# Help!!! Little holes in wings.



## BBB Loft (Apr 25, 2010)

Ok so I just went into my loft and was looking my birds over and two of them have little wholes in there wings! I remember reading something about it being some kind of parasite but I can't remember. But anyway Does anybody know how to cure it or what I need to buy.


----------



## Keith C. (Jan 25, 2005)

The holes are from feather mites. 
The mites eat the feather while it's still developing, during the stage when it is called a blood feather. 
The holes will be there until your pigeons molt.
Seven Dust and Cage Bird Mite and Lice Spray will both kill the mites.
You buy can Seven at most hardware stores and the Spray at most pet stores and Wallmart.


----------



## BBB Loft (Apr 25, 2010)

ok thanks Keith.


----------



## Crazy Pete (Nov 13, 2008)

The wholes didn't come from mites they come from a nasty little pigeon flie, but the seven dust and the spray will fix them too. I use Pemethren (not sure of the spelling) clean the loft real good get the birds out and soak down the whole loft every nest box every corner. Then you will have to do that every month till you know they are gone.
Dave


----------



## Keith C. (Jan 25, 2005)

Pigeon flys do not put holes in feathers. They bite the skin between feathers.
Pigeon flys will also bite people.
I had a friend, who is now deceased, get bitten by a pigeon fly. The bite became infected and he had to go to the hospital.
Hawks also get pigeon flys.
I have seen them on my friends cooper and red tail hawks when they are captured as passage birds.


----------



## Crazy Pete (Nov 13, 2008)

That could be but a pigeon fly is what chews the whole in the blood feather.
Dave


----------



## Keith C. (Jan 25, 2005)

Crazy Pete, please show a reference that show that pigeon flys make holes in feathers.


----------



## Crazy Pete (Nov 13, 2008)

This fly is an obligate parasite of birds, especially feral and domestic pigeons (Columba livia) and doves (Columbiformes). Both sexes feed on the blood of the host bird. Theodor (1975) reported that it occurs primarily on pigeons and doves and has been found on many other types of birds in the Old World. He also reported that it only occurs on the domestic pigeon in America. However, it has also been collected from morning doves (Zenaida macroura) in Florida. Pigeon flies very rarely bite humans. Usually it is when a person is handling live pigeons and the flies abandon the birds and land on the person. Occasionally pigeon flies bite people after pigeons have been excluded from a structure. Newly emerged adults that are unable to find a bird host may go to humans in desperation and bite. Pigeon flies cannot survive on humans and are not known to transmit any diseases to humans. Their bites are comparable to stable fly bites and can be a painful nuisance.
The artical does not say the blood feather but that would be the easeast place to bite
Dave


----------



## Keith C. (Jan 25, 2005)

Crazy Pete, your reference does not mention that they feed on blood feather.
It proves nothing.


----------



## Crazy Pete (Nov 13, 2008)

Ok Keith have it your way those little wholes just appear the fact that they feed on blood doesn't have a thing to do with it.
Dave


----------



## Keith C. (Jan 25, 2005)

http://www.canaryadvisor.com/feather-mites.html
"Some feather mites actually burrow into the shaft of the feather. If you see holes...you've got mites"
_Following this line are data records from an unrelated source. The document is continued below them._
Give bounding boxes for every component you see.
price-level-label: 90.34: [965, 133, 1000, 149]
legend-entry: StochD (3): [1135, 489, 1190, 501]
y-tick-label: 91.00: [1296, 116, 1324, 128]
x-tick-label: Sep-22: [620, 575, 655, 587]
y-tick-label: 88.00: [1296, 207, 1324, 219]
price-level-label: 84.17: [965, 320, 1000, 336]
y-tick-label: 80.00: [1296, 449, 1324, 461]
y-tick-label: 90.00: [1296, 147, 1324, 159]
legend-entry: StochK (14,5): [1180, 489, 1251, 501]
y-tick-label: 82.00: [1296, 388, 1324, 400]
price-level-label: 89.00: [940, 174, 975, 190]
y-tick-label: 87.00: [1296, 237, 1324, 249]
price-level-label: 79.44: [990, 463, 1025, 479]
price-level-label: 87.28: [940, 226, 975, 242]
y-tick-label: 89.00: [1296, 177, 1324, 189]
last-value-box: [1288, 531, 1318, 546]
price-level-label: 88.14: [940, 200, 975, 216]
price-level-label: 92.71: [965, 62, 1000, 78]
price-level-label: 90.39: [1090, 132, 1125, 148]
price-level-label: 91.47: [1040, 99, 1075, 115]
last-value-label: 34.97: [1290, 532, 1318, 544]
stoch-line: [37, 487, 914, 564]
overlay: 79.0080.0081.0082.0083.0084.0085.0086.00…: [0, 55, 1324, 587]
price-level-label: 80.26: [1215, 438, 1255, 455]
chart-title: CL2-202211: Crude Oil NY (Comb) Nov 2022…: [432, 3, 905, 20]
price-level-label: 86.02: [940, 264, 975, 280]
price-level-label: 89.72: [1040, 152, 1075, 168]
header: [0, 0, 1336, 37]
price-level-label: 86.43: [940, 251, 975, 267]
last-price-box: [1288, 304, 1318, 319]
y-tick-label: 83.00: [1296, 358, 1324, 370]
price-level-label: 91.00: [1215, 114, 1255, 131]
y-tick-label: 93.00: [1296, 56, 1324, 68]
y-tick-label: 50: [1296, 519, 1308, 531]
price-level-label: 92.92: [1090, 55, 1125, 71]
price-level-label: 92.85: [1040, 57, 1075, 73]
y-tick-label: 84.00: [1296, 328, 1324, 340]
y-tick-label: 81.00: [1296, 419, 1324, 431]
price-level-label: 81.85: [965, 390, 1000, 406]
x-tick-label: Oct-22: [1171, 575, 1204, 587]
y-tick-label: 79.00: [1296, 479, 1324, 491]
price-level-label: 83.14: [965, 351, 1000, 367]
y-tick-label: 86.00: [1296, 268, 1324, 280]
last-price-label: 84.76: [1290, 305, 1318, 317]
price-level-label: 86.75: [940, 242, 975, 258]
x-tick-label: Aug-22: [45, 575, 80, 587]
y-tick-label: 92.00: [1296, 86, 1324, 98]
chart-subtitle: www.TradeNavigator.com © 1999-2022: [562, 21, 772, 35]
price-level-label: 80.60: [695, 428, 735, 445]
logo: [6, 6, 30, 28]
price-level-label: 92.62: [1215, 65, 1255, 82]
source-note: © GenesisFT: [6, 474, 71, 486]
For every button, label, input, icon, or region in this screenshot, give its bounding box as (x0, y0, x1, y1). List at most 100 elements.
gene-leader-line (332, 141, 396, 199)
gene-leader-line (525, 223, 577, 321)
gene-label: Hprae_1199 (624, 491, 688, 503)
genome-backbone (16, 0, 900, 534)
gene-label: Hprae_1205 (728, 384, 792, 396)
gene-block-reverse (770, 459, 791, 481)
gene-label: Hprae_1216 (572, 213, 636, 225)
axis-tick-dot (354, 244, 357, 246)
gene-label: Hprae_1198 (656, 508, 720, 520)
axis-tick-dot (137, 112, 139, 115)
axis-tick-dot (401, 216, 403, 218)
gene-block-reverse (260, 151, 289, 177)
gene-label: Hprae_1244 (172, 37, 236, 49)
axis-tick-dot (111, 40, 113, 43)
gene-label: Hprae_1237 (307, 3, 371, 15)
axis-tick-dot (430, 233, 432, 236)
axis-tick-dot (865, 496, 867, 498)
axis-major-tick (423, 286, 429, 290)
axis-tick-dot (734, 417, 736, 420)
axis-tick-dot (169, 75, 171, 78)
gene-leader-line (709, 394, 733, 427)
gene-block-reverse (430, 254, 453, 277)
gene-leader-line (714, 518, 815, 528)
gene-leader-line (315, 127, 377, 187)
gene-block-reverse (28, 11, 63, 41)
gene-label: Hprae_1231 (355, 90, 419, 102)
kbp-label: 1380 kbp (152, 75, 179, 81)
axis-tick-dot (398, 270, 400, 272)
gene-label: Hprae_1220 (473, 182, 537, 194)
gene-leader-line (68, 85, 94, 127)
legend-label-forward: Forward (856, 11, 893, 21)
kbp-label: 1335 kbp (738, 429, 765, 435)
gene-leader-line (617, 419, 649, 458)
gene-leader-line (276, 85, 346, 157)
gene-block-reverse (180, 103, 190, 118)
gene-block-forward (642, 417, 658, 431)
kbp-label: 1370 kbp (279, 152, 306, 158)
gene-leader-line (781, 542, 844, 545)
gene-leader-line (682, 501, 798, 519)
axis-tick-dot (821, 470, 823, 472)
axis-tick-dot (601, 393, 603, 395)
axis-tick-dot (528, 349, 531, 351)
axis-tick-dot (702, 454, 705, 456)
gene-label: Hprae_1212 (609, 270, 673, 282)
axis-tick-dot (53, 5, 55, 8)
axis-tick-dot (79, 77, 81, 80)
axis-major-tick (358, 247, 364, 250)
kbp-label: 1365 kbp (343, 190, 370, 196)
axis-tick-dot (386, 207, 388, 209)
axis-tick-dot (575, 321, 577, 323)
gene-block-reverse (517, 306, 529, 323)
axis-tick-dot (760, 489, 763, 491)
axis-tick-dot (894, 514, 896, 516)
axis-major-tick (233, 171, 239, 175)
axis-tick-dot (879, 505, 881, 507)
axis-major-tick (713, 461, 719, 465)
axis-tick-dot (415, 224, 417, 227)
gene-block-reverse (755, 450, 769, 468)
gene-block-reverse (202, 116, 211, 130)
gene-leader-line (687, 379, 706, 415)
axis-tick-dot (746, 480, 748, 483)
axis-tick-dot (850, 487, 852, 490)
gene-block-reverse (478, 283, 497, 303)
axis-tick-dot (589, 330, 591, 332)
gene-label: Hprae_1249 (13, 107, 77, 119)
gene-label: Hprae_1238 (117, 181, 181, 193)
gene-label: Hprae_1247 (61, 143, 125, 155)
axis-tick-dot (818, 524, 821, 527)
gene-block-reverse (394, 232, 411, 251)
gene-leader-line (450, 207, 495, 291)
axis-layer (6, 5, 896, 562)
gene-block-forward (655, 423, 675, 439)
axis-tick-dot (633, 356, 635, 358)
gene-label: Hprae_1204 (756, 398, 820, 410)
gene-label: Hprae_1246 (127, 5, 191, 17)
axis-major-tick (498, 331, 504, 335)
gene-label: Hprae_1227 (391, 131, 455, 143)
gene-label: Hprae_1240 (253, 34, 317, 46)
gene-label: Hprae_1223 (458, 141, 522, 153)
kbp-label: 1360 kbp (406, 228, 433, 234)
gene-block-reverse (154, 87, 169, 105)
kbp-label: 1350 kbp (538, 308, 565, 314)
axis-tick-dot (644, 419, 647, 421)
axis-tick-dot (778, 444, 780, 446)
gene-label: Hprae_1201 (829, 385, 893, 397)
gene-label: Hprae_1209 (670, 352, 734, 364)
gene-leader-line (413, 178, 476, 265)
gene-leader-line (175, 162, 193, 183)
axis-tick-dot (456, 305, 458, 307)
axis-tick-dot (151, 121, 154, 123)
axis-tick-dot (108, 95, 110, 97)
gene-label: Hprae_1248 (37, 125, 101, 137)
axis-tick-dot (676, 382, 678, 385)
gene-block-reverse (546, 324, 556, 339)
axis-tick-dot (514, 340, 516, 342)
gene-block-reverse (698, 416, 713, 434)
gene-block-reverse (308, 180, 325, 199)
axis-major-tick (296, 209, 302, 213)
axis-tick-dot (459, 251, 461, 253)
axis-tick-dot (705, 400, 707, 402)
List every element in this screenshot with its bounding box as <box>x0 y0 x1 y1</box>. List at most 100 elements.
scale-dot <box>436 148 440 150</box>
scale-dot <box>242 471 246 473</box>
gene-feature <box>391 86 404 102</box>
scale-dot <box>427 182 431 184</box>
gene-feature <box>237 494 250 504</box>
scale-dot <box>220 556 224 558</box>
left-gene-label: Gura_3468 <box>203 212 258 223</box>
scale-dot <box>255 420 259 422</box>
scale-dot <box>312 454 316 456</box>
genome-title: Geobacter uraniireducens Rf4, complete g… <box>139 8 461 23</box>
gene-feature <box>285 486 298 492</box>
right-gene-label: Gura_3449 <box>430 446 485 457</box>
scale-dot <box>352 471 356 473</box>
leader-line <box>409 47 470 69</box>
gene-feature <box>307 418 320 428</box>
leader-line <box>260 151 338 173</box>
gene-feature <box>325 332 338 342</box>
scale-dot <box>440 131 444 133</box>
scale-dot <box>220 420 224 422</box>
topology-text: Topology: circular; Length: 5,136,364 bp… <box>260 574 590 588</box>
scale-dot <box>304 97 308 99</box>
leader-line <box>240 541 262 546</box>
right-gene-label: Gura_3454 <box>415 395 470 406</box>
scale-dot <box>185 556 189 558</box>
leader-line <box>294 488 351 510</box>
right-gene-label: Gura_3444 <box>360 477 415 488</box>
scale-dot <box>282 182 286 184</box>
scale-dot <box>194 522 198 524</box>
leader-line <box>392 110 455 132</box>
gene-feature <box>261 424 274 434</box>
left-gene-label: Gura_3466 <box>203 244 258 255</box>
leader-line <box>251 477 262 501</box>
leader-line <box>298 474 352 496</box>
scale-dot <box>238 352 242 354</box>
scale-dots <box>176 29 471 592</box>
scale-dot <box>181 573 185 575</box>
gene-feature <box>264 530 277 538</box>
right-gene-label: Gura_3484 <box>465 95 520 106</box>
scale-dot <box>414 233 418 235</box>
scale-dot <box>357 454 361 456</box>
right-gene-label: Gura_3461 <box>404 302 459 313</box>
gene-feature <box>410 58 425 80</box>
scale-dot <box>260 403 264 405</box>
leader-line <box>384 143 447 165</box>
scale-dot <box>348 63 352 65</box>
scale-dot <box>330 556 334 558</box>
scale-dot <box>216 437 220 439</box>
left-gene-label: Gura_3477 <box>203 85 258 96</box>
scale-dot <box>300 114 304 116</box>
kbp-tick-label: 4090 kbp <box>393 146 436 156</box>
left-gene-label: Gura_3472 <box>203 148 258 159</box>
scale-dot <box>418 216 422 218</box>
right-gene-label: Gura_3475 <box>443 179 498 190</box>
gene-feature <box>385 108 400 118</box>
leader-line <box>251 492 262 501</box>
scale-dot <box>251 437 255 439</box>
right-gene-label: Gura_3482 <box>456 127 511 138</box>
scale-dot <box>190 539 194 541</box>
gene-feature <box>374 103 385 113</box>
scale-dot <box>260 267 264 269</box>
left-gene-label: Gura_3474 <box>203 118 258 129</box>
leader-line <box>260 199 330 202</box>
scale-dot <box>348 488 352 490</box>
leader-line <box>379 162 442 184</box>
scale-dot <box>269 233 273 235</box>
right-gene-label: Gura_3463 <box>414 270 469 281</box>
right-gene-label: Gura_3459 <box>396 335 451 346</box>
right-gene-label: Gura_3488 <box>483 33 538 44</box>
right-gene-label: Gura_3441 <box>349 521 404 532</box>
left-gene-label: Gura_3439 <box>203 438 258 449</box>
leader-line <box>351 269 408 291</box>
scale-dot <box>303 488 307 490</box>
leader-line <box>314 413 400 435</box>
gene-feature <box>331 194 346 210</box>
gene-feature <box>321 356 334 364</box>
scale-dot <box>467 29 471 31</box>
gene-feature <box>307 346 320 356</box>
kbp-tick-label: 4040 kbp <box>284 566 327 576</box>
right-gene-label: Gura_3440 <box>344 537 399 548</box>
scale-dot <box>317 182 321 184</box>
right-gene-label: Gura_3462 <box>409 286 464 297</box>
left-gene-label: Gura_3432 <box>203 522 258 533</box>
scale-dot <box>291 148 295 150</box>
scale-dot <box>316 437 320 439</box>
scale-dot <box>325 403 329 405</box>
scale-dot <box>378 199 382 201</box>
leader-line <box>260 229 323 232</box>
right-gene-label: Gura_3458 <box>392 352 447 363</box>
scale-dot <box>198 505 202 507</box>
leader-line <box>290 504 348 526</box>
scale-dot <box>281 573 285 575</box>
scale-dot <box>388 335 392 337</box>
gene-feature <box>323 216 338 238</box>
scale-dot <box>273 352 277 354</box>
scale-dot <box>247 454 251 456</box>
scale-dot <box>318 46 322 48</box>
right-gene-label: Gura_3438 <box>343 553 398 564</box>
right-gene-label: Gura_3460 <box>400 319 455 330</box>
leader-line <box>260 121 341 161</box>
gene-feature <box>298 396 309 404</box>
http://www.federmilben.de/en/detection.html
"When birds with feather lesions caused by feather mites"

http://www.finchroom.com/articles/mites.html
"Feather Mites and Lice: These creatures live out their entire life cycle on your bird including the egg laying between the barbs of the feathers. Signs and Symptoms: Flare the wing of your birds and hold it up to a light and you will quickly see if you have a problem with feather mites! Holes or lacey appearance in the feather indicates feather mites."


----------



## jeff houghton (Jul 17, 2010)

BBB Loft said:


> Ok so I just went into my loft and was looking my birds over and two of them have little wholes in there wings! I remember reading something about it being some kind of parasite but I can't remember. But anyway Does anybody know how to cure it or what I need to buy.


Could you post a picture of this.ive never seen this before sounds real interesting.


----------



## Crazy Pete (Nov 13, 2008)

What ever causes it Permethrin should fix it. I get mine at TSC stores. Not sure where you can get it over there.
Dave


----------



## RodSD (Oct 24, 2008)

Maybe Ivermectin and permethrin will take care of these parasites.


----------